Hz. Peygamber, deniz dalgalarını andı­ran büyük kalabalığa haccın menâsiki (Bk. Hac, Menasik) ve hac hükümleri hakkın­da bilgi verdikten sonra Medine’den 25 zilkade 10/22 şubat 632 günü öğle namazı­nı müteakip hareket edildi. Zülhuleyfe’de ikindinin farzı seferî olarak iki rekât kılındı.

O gece orada konaklandı. Sabahleyin, müslümanlar yıkanıp ihrama girdiler, niyet­lendiler ve kafile, Hz. Peygamberin baş­kanlığında telbiyelerle yola koyuldu. Sanki bir insan seli dalga dalga akıyor, yer gök, telbiye sedası ile inliyordu. Zilhicce’nin dördüncü günü (pazar) Mekke’ye ulaşıldı. Peygamberimiz pazartesi, salı, çarşamba günleri Mekke’de kaldı. Bu esnada kudüm tavafı yapıldı. Makam-ı İbrahim’de iki rekât namaz kılındı ve Safa ile Merve arasında sa’y yapıldı. Perşembe günü Mina’ya gidil­di. Zilhicce’nin sekizinci günüydü. Orada konaklanarak öğle, ikindi, akşam, yatsı ve sabah namazları kılındı. Sabah namazın­dan sonra güneş doğuncaya kadar Mina’da istirahat eden Peygamberimiz, zilhicce’nin 9. günü sabahı Müzdelife[4] üzerinden Arafat’a[5] gitti, ken­disi için hazırlanan Nemire’deki çadırına girdi[6]. Güneş zeval noktasından batıya meyletmeye başladığı sırada çadırından çıkıp Kasva (veya Kusva) adlı devesine bindi, Arafat vadisinin ortası­na geldi. Gür sesli müslümanlar uygun mesafelere yerleştirilerek Hz.
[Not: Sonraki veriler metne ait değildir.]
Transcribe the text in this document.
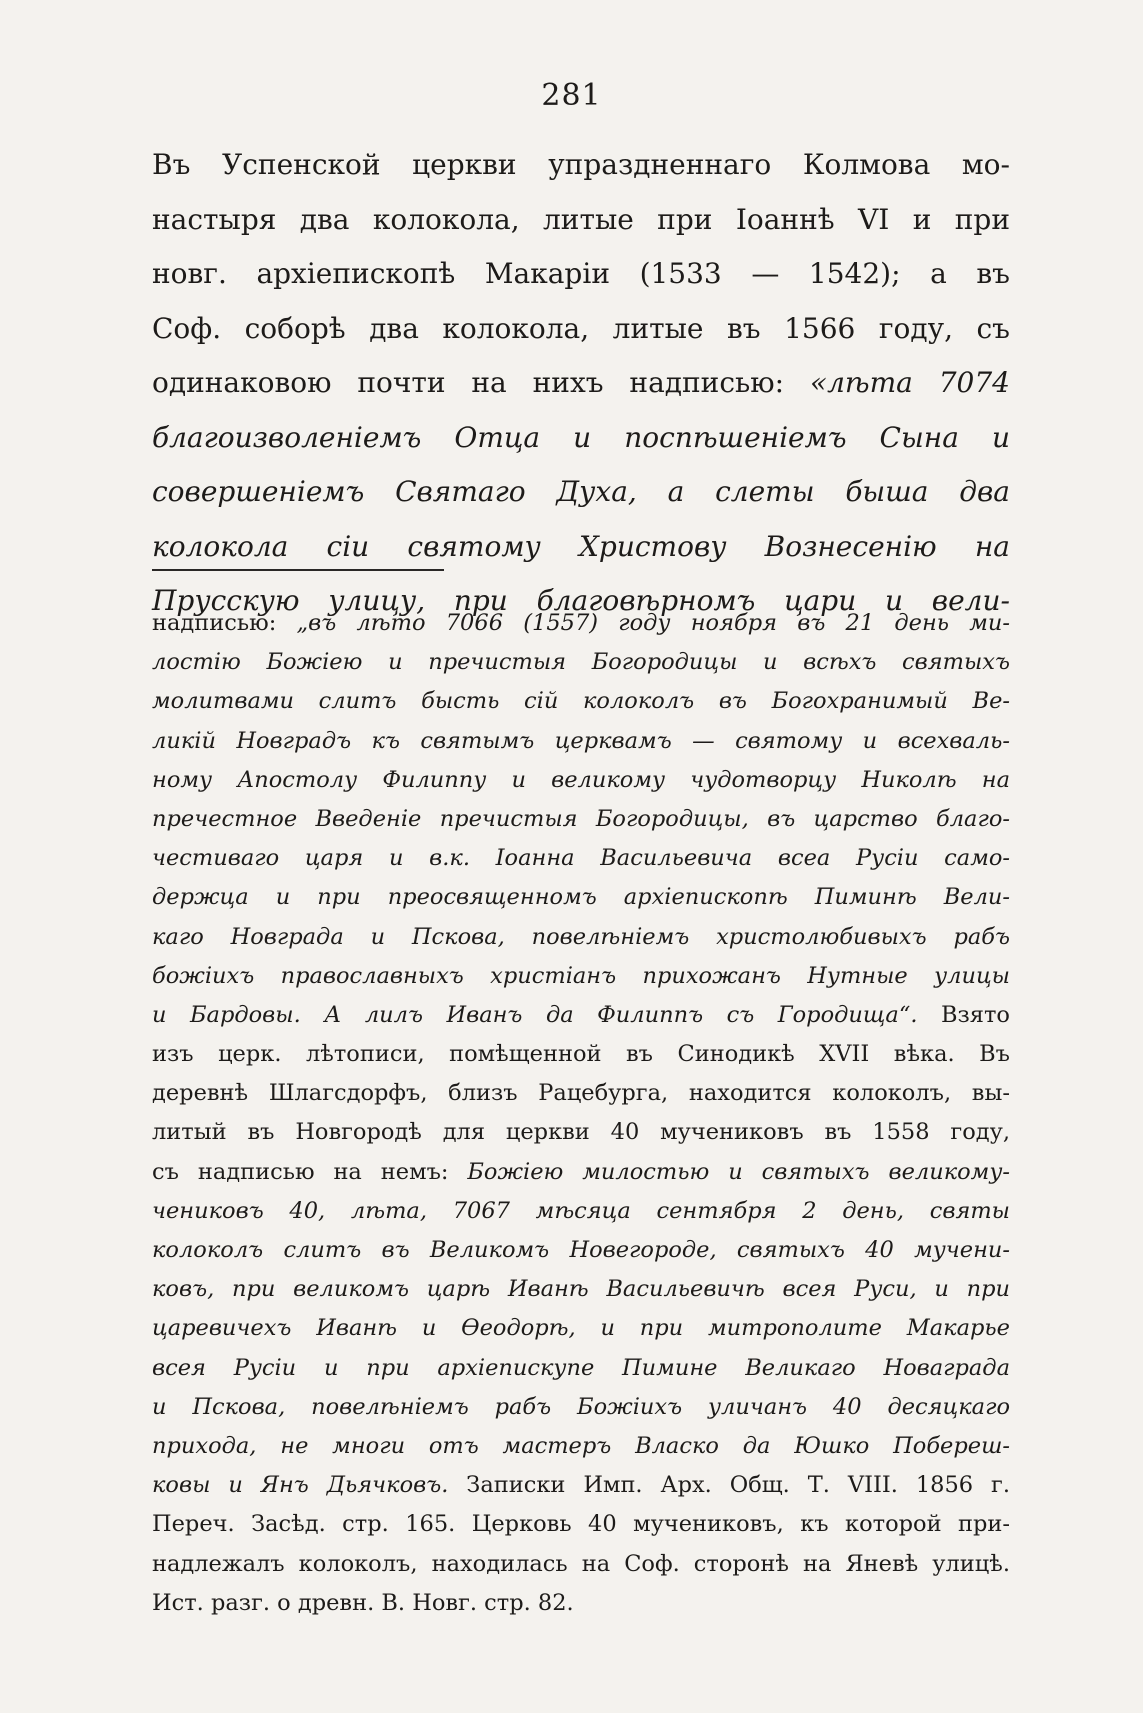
281
Въ Успенской церкви упраздненнаго Колмова мо-
настыря два колокола, литые при Іоаннѣ VI и при
новг. архіепископѣ Макаріи (1533 — 1542); а въ
Соф. соборѣ два колокола, литые въ 1566 году, съ
одинаковою почти на нихъ надписью: «лѣта 7074
благоизволеніемъ Отца и поспѣшеніемъ Сына и
совершеніемъ Святаго Духа, а слеты быша два
колокола сіи святому Христову Вознесенію на
Прусскую улицу, при благовѣрномъ цари и вели-
надписью: „въ лѣто 7066 (1557) году ноября въ 21 день ми-
лостію Божіею и пречистыя Богородицы и всѣхъ святыхъ
молитвами слитъ бысть сій колоколъ въ Богохранимый Ве-
ликій Новградъ къ святымъ церквамъ — святому и всехваль-
ному Апостолу Филиппу и великому чудотворцу Николѣ на
пречестное Введеніе пречистыя Богородицы, въ царство благо-
честиваго царя и в.к. Іоанна Васильевича всеа Русіи само-
держца и при преосвященномъ архіепископѣ Пиминѣ Вели-
каго Новграда и Пскова, повелѣніемъ христолюбивыхъ рабъ
божіихъ православныхъ христіанъ прихожанъ Нутные улицы
и Бардовы. А лилъ Иванъ да Филиппъ съ Городища“. Взято
изъ церк. лѣтописи, помѣщенной въ Синодикѣ XVII вѣка. Въ
деревнѣ Шлагсдорфъ, близъ Рацебурга, находится колоколъ, вы-
литый въ Новгородѣ для церкви 40 мучениковъ въ 1558 году,
съ надписью на немъ: Божіею милостью и святыхъ великому-
чениковъ 40, лѣта, 7067 мѣсяца сентября 2 день, святы
колоколъ слитъ въ Великомъ Новегороде, святыхъ 40 мучени-
ковъ, при великомъ царѣ Иванѣ Васильевичѣ всея Руси, и при
царевичехъ Иванѣ и Ѳеодорѣ, и при митрополите Макарье
всея Русіи и при архіепискупе Пимине Великаго Новаграда
и Пскова, повелѣніемъ рабъ Божіихъ уличанъ 40 десяцкаго
прихода, не многи отъ мастеръ Власко да Юшко Побереш-
ковы и Янъ Дьячковъ. Записки Имп. Арх. Общ. Т. VIII. 1856 г.
Переч. Засѣд. стр. 165. Церковь 40 мучениковъ, къ которой при-
надлежалъ колоколъ, находилась на Соф. сторонѣ на Яневѣ улицѣ.
Ист. разг. о древн. В. Новг. стр. 82.
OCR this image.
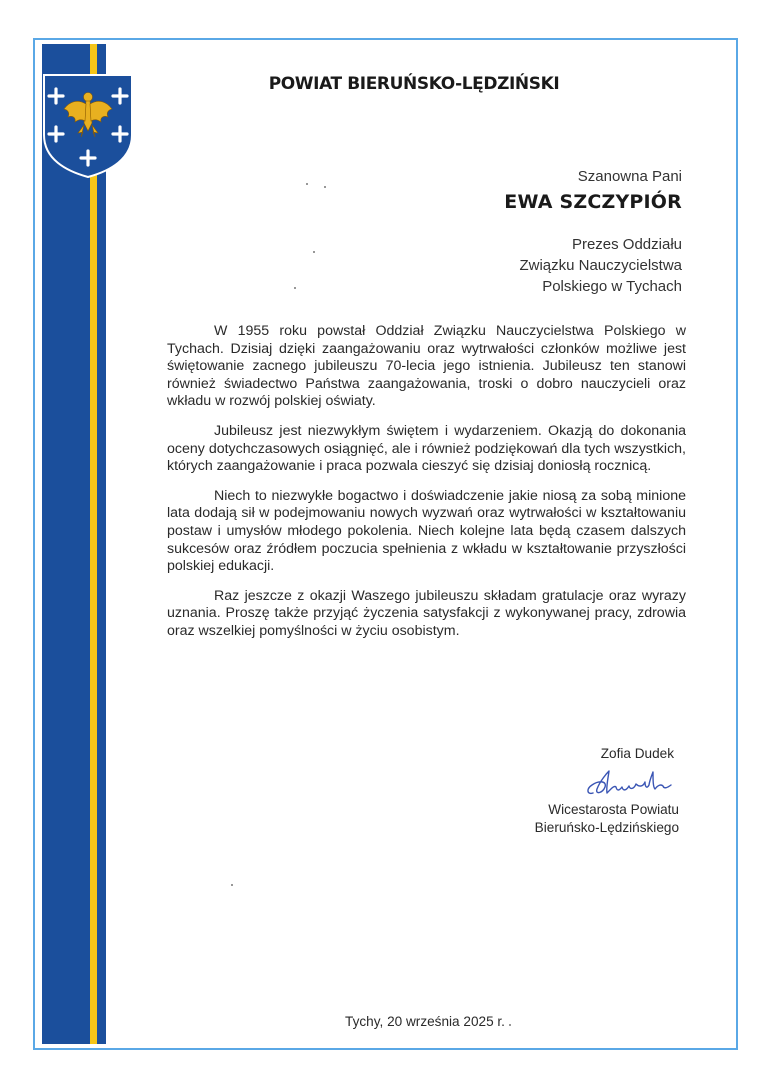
POWIAT BIERUŃSKO-LĘDZIŃSKI
Szanowna Pani
EWA SZCZYPIÓR
Prezes Oddziału
Związku Nauczycielstwa
Polskiego w Tychach

W 1955 roku powstał Oddział Związku Nauczycielstwa Polskiego w Tychach. Dzisiaj dzięki zaangażowaniu oraz wytrwałości członków możliwe jest świętowanie zacnego jubileuszu 70-lecia jego istnienia. Jubileusz ten stanowi również świadectwo Państwa zaangażowania, troski o dobro nauczycieli oraz wkładu w rozwój polskiej oświaty.

Jubileusz jest niezwykłym świętem i wydarzeniem. Okazją do dokonania oceny dotychczasowych osiągnięć, ale i również podziękowań dla tych wszystkich, których zaangażowanie i praca pozwala cieszyć się dzisiaj doniosłą rocznicą.

Niech to niezwykłe bogactwo i doświadczenie jakie niosą za sobą minione lata dodają sił w podejmowaniu nowych wyzwań oraz wytrwałości w kształtowaniu postaw i umysłów młodego pokolenia. Niech kolejne lata będą czasem dalszych sukcesów oraz źródłem poczucia spełnienia z wkładu w kształtowanie przyszłości polskiej edukacji.

Raz jeszcze z okazji Waszego jubileuszu składam gratulacje oraz wyrazy uznania. Proszę także przyjąć życzenia satysfakcji z wykonywanej pracy, zdrowia oraz wszelkiej pomyślności w życiu osobistym.

Zofia Dudek
Wicestarosta Powiatu
Bieruńsko-Lędzińskiego
Tychy, 20 września 2025 r.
Peygamber’in hitabının herkes tarafından duyulabilmesini sağlayacak bir ses düzeni kurul­du. Burada Hz. Peygamber, çok özlü ve etkili bir hutbe irâdetti[7]. Hutbe tamamlanınca, Rasûl-i Ekrem, İslâm’ı tebliğ ettiği hususunda yüz bini aşkın müslümanın tasdikini aldı ve “Şahit ol ya Rab !” diyerek Allah Teâlâ’nın şehadetine sığındı.

Sonra bir ezan iki kametle ve araya nafile katılmaksızın ikişer rekât olarak önce öğle­nin sonra ikindinin farzı kılındı. Daha sonra, Peygamberimiz, devesine binerek Cebel-i Rahme’nin alt yanında durulacak yere kadar geldi, yönünü kıbleye döndürdü, güneş batıp biraz sarılığı gidinceye kadar vakfe yaptı ve uzunca dua etti. Arefe günü oruçlu olmadığını göstermek için, gönderi­len bir bardak sütü içti. Burada Mâide sûre­sinin (5. sûre) üçüncü âyeti nazil oldu. Bu âyette “Artık, müşriklerin, dini söndürmek­ten ümitlerini kestikleri, onlardan değil Allah’tan korkmak gerektiği, Yüce Allah’ın İslâm dinini müslümanların hayırve saadeti için kemâle erdirdiği, ihsan ettiği nimeti tamamladığı, din olarak da İslâm’ı seçtiği” bildiriliyordu.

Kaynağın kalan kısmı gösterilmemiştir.